I started this topic last week with a brief historical antecedent of the proposed Motion Picture Council of Nigeria (MOPICON) for practitioners in Nollywood. I made it manifestly clear that a so-called Coalition of Nollywood Guilds and Associations (CONGA) populated by a few characters with very unclear motives, was scheming to play the role of interim MOPICON albeit through the backdoor.

This has been firmly resisted by major associations, guilds and stakeholders in Nollywood, thus further widening the gulf of unity and one voice the industry is seriously longing for. Bellow is the concluding part of the essay. Enjoy it.

…It has always been tough for Nollywood practitioners to be unified in one formidable unit. This, in my view is as a result of the lack of a body enabled by a legislated law to unify the various interests in the Nigerian motion picture industry.

If the well-received stakeholders-initiated Conference of Motion Picture Practitioners of Nigeria (CMPPN) died a natural death mainly as a result of the lack of a legislative legal backing, I wonder what made the handlers of CONGA think they could fly with all the shenanigans, and particularly without first sincerely, consciously and deliberately building consensus among key stakeholders in Nollywood.

In my view, CONGA, as presently constituted is peopled and controlled mainly by some former association and guild heads who are using the platform of a popular agitation (for MOPICON) to achieve their hidden agenda (of perpetually remaining relevant as leaders in Nollywood) to, as usual, invariably box and pocket the industry as their personal fiefdom! To them, since they are out of power as heads of the existing associations/guilds, CONGA is yet another association/guild to be used to open doors for them in government and corporate circles!

For the avoidance of doubt, it is illegal, fraudulent, scandalously misleading, null and void for anybody to claim that CONGA is an umbrella body, which represents the interest of all associations and guilds in Nollywood. At the very best, the group can only represent the interest of those who subscribe to it.

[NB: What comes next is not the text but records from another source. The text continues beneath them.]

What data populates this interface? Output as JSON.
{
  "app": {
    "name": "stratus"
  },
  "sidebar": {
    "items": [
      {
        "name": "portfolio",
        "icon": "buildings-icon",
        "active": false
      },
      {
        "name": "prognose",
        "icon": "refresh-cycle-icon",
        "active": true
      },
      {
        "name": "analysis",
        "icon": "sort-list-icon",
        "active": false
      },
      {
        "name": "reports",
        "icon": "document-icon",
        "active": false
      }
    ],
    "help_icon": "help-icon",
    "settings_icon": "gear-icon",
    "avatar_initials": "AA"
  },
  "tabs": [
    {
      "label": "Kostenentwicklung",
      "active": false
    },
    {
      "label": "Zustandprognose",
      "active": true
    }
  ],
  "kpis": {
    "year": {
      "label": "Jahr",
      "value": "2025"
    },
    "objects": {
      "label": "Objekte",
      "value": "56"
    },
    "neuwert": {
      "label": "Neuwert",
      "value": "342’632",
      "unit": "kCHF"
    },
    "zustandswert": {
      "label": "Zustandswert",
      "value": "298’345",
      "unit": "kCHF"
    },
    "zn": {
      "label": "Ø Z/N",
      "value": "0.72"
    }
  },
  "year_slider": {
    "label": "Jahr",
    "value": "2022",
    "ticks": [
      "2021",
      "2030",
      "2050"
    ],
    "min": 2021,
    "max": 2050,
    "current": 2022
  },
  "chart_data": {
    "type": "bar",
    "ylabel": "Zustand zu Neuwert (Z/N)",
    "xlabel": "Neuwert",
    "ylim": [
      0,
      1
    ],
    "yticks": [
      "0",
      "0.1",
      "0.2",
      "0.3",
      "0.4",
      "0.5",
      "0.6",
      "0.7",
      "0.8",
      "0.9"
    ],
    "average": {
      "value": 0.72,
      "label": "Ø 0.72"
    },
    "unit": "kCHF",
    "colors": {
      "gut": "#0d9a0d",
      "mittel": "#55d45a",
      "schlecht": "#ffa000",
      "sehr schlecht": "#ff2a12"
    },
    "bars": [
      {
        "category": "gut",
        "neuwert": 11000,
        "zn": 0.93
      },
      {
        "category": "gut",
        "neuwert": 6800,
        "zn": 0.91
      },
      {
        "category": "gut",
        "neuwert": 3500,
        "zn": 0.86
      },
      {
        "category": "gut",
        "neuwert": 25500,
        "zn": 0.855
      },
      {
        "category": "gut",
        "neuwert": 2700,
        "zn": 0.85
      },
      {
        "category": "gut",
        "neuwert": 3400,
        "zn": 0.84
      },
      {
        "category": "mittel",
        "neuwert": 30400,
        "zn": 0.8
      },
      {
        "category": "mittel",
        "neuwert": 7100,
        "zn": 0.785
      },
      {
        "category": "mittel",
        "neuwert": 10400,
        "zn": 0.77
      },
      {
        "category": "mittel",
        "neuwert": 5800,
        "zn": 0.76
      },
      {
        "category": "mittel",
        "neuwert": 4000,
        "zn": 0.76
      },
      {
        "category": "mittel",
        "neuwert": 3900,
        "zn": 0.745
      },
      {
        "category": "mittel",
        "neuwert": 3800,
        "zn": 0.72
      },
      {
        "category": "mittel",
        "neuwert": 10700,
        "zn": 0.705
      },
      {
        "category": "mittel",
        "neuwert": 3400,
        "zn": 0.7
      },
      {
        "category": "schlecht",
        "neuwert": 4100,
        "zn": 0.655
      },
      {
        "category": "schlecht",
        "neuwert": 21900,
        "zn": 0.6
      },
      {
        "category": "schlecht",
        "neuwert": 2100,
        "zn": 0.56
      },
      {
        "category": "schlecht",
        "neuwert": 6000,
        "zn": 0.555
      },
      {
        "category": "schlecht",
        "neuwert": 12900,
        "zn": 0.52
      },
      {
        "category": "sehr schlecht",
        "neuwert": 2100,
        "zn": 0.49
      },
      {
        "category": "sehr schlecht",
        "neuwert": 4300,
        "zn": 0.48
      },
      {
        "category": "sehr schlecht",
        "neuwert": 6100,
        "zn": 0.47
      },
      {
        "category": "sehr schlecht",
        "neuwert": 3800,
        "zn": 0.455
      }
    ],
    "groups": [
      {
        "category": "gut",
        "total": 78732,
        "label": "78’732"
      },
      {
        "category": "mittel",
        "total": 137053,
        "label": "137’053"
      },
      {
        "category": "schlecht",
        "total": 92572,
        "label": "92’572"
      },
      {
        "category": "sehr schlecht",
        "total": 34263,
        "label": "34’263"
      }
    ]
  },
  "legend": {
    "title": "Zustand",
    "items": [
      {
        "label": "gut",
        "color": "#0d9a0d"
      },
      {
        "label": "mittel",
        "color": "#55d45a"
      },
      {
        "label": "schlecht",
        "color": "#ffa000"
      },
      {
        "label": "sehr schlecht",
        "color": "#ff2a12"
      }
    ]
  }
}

CONGA can NEVER represent Nollywood as presently constituted. CONGA can only be CONGA if all associations and guilds in Nollywood (both the ones registered by CAC and the ones yet to be registered) are automatically free to be members without any form of inhibition – religion, tribe, location, political affiliation etc. Anything short of this is not CONGA in the true sense of it but COSNGA (Coalition of Some Nollywood Guilds and Associations). Anything short of this is criminally erroneous and therefore, a ‘CONGAROO’!

In terms of structure, the legitimate and all-encompassing way forward for Nollywood is for MOPICON to come alive with all its attendant benefits. For instance, it would streamline activities of practitioners in the motion picture industry and force every practitioner to conform to guidelines set for the industry and inhibit most of the challenges the industry is currently facing.

It will perpetually kill the challenge of proliferation of associations and guilds in Nollywood. There will be just one producers’ association in the country and every producer must fall in line. Ditto for actors, directors, writers, distributors and other guilds.

MOPICON will also boost the confidence level of investors and other financial institutions to putting their money in Nollywood. Against the backdrop of criticism that Corporate Nigeria is refusing to contribute to the growth of Nollywood through partnership on film projects, I dare say that it is difficult to work with an industry, which is lacking in structure.

Until the motion picture industry is structured properly with MOPICON, no serious financial institution would be willing to enter into a blind risk with the industry.

However, the MOPICON I have in mind should not be another government agency peopled by civil servants and other non-practitioners. It must be a MOPICON of the practitioners, by the practitioners and for the practitioners.

Government should only give the necessary legal and other related fillip to the process and its sustenance. Anything short of this will not be worth the whole idea and struggle.